Women's collegiate basketball coach

Lucille Kyvallos (born 1932) is a former women's collegiate basketball coach. Kyvallos coached the Queens College women's basketball team from 1968 through 1981. She is a member of the New York City Basketball Hall of Fame. She served as chair for the Association for Intercollegiate Athletics for Women (AIAW)'s basketball committee and tournament director for the AIAW national championship in 1973. She coached the first women's college basketball game to be played at Madison Square Garden on February 22, 1975. Kyvallos, an advocate for women's sports, wrote: "Women who achieve in sport add a new dimension to the role of women in American society."
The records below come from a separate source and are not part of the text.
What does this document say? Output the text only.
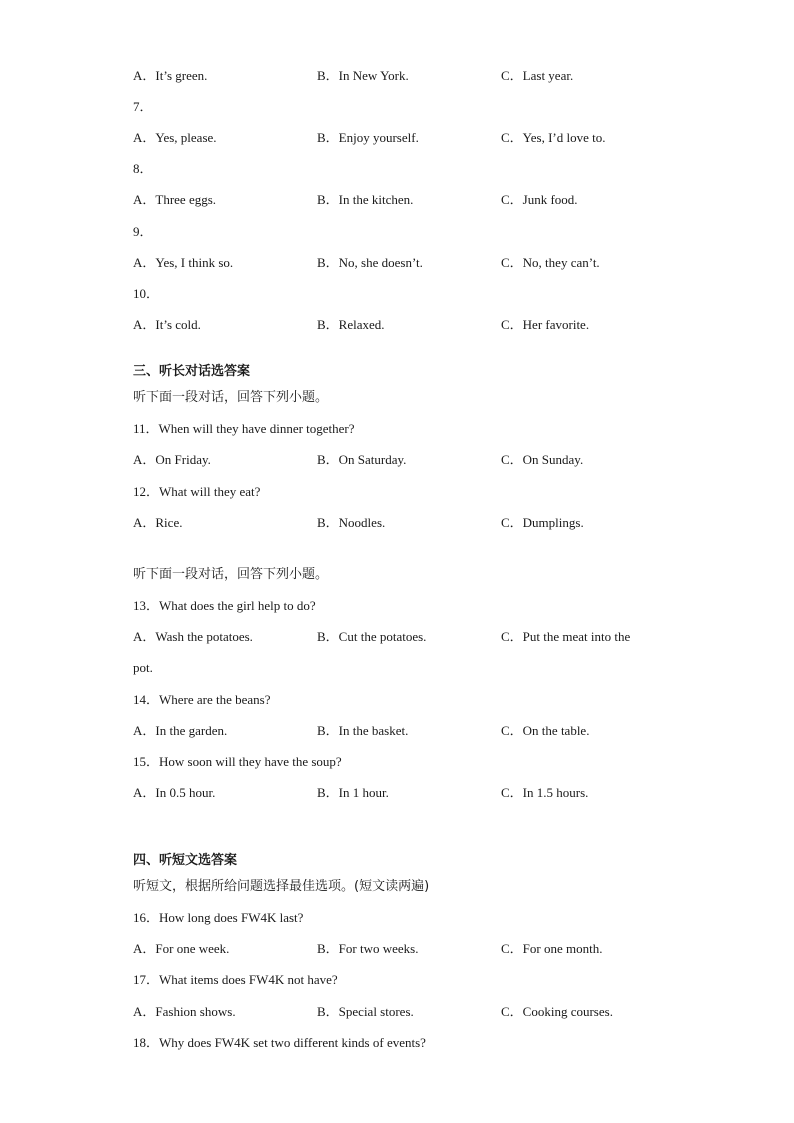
A．It’s green.	B．In New York.	C．Last year.
7．
A．Yes, please.	B．Enjoy yourself.	C．Yes, I’d love to.
8．
A．Three eggs.	B．In the kitchen.	C．Junk food.
9．
A．Yes, I think so.	B．No, she doesn’t.	C．No, they can’t.
10．
A．It’s cold.	B．Relaxed.	C．Her favorite.
三、听长对话选答案
听下面一段对话，回答下列小题。
11．When will they have dinner together?
A．On Friday.	B．On Saturday.	C．On Sunday.
12．What will they eat?
A．Rice.	B．Noodles.	C．Dumplings.
听下面一段对话，回答下列小题。
13．What does the girl help to do?
A．Wash the potatoes.	B．Cut the potatoes.	C．Put the meat into the
pot.
14．Where are the beans?
A．In the garden.	B．In the basket.	C．On the table.
15．How soon will they have the soup?
A．In 0.5 hour.	B．In 1 hour.	C．In 1.5 hours.
四、听短文选答案
听短文，根据所给问题选择最佳选项。(短文读两遍)
16．How long does FW4K last?
A．For one week.	B．For two weeks.	C．For one month.
17．What items does FW4K not have?
A．Fashion shows.	B．Special stores.	C．Cooking courses.
18．Why does FW4K set two different kinds of events?
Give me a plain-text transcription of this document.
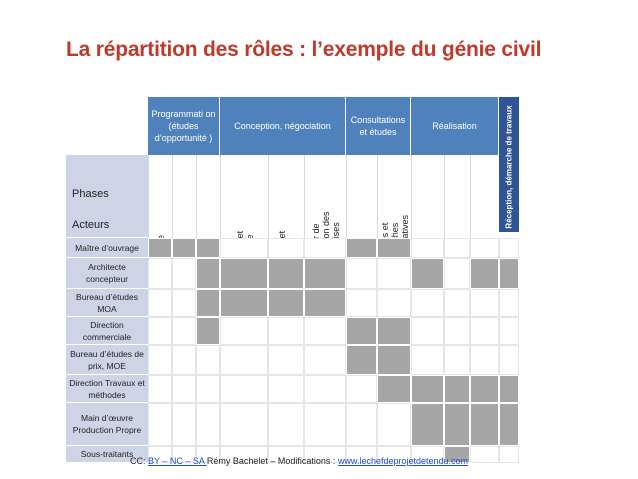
La répartition des rôles : l’exemple du génie civil
Programmati on (études d’opportunité )
Conception, négociation
Consultations et études
Réalisation	Réception, démarche de travaux
Phases
Acteurs
Maître d’ouvrage
Architecte concepteur
Bureau d’études MOA
Direction commerciale
Bureau d’études de prix, MOE
Direction Travaux et méthodes
Main d’œuvre Production Propre
Sous-traitants
CC: BY – NC – SA Rémy Bachelet – Modifications : www.lechefdeprojetdetendu.com
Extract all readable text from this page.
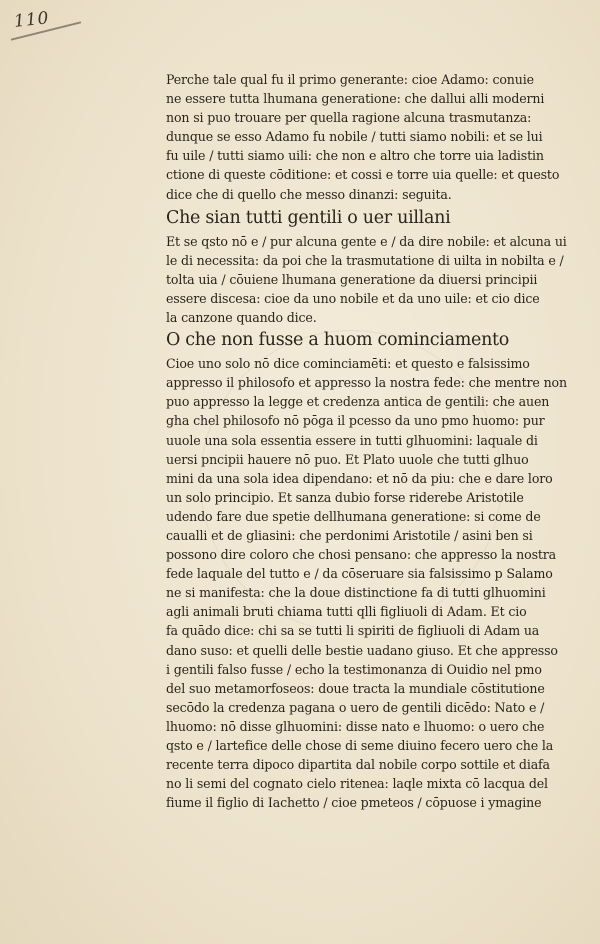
110
Perche tale qual fu il primo generante: cioe Adamo: conuie
ne essere tutta lhumana generatione: che dallui alli moderni
non si puo trouare per quella ragione alcuna trasmutanza:
dunque se esso Adamo fu nobile / tutti siamo nobili: et se lui
fu uile / tutti siamo uili: che non e altro che torre uia ladistin
ctione di queste cōditione: et cossi e torre uia quelle: et questo
dice che di quello che messo dinanzi: seguita.
Che sian tutti gentili o uer uillani
Et se qsto nō e / pur alcuna gente e / da dire nobile: et alcuna ui
le di necessita: da poi che la trasmutatione di uilta in nobilta e /
tolta uia / cōuiene lhumana generatione da diuersi principii
essere discesa: cioe da uno nobile et da uno uile: et cio dice
la canzone quando dice.
O che non fusse a huom cominciamento
Cioe uno solo nō dice cominciamēti: et questo e falsissimo
appresso il philosofo et appresso la nostra fede: che mentre non
puo appresso la legge et credenza antica de gentili: che auen
gha chel philosofo nō pōga il pcesso da uno pmo huomo: pur
uuole una sola essentia essere in tutti glhuomini: laquale di
uersi pncipii hauere nō puo. Et Plato uuole che tutti glhuo
mini da una sola idea dipendano: et nō da piu: che e dare loro
un solo principio. Et sanza dubio forse riderebe Aristotile
udendo fare due spetie dellhumana generatione: si come de
caualli et de gliasini: che perdonimi Aristotile / asini ben si
possono dire coloro che chosi pensano: che appresso la nostra
fede laquale del tutto e / da cōseruare sia falsissimo p Salamo
ne si manifesta: che la doue distinctione fa di tutti glhuomini
agli animali bruti chiama tutti qlli figliuoli di Adam. Et cio
fa quādo dice: chi sa se tutti li spiriti de figliuoli di Adam ua
dano suso: et quelli delle bestie uadano giuso. Et che appresso
i gentili falso fusse / echo la testimonanza di Ouidio nel pmo
del suo metamorfoseos: doue tracta la mundiale cōstitutione
secōdo la credenza pagana o uero de gentili dicēdo: Nato e /
lhuomo: nō disse glhuomini: disse nato e lhuomo: o uero che
qsto e / lartefice delle chose di seme diuino fecero uero che la
recente terra dipoco dipartita dal nobile corpo sottile et diafa
no li semi del cognato cielo ritenea: laqle mixta cō lacqua del
fiume il figlio di Iachetto / cioe pmeteos / cōpuose i ymagine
== Early life and education ==
Kyvallos was born in Astoria, Queens. She played in recreational basketball leagues growing up, and despite being a strong player, has noted that the lack of opportunity for girls meant she wasn't able to "play on a girls high school or intercollegiate team or [in] the Olympics." Kyvallos attended Springfield College and graduated in 1955. She went on to study at Indiana University for her master's degree in Physical Education.

==Coaching career==
Kyvallos coached West Chester University's women's basketball team from 1962 to 1966. In her last season with the team, they achieved a 10–0 record. In 1966 Kyvallos started at Queens College, becoming the women's basketball coach in 1968. During her tenure as coach, her Queens College team became a model for the development of high school girls' basketball in New York City and Long Island. As coach, she trained prominent figures in women's basketball, including Donna Orender and Gail Marquis. Other players went on to play professional basketball as well, such as Althea Gwyn and Debbie Mason, or to make an impact in collegiate athletics, such as Sharon Beverly. Kyvallos led the Queens College team to win the National Collegiate Basketball Championship. Her team played in an historic 1975 game against Immaculata College, as it was the first women's college basketball game held at Madison Square Garden.

Kyvallos coached the USA women's basketball team at the 1977 World University Games in Sofia, Bulgaria. She led the team to win a silver medal, losing in the final to the USSR.

In all her coaching endeavors, Kyvallos prioritized strategy and skill building. She emphasized teamwork and confidence, breaking outside of gender roles of the time and advocating for equality between women's and men's teams.

==Honors and awards==
Kyvallos was selected as Lady Champion's 1976 Coach of The Year and named "The Coach You Would Want to Play For" by WomenSports in 1977.

Kyvallos' 1972–1973 team was inducted into the New York City Basketball Hall of Fame, an honor that she shares. Queens College inducted her into its Athletics Hall of Fame, and renamed the college's basketball court after her, making it the first basketball court in New York City to be named after a woman. The court is noted in the NYC LGBT Historic Sites Project. She was also inducted in Springfield College's Athletics Hall of Fame and the West Chester State College Hall of Fame. Kyvallos will be inducted into the Women's Basketball Hall of Fame in 2025.

Kyvallos won the Joe Lapchick Character Award in 2015.

Kyvallos was featured in an exhibit at the Museum of the City of New York from March 2020 through January 2021.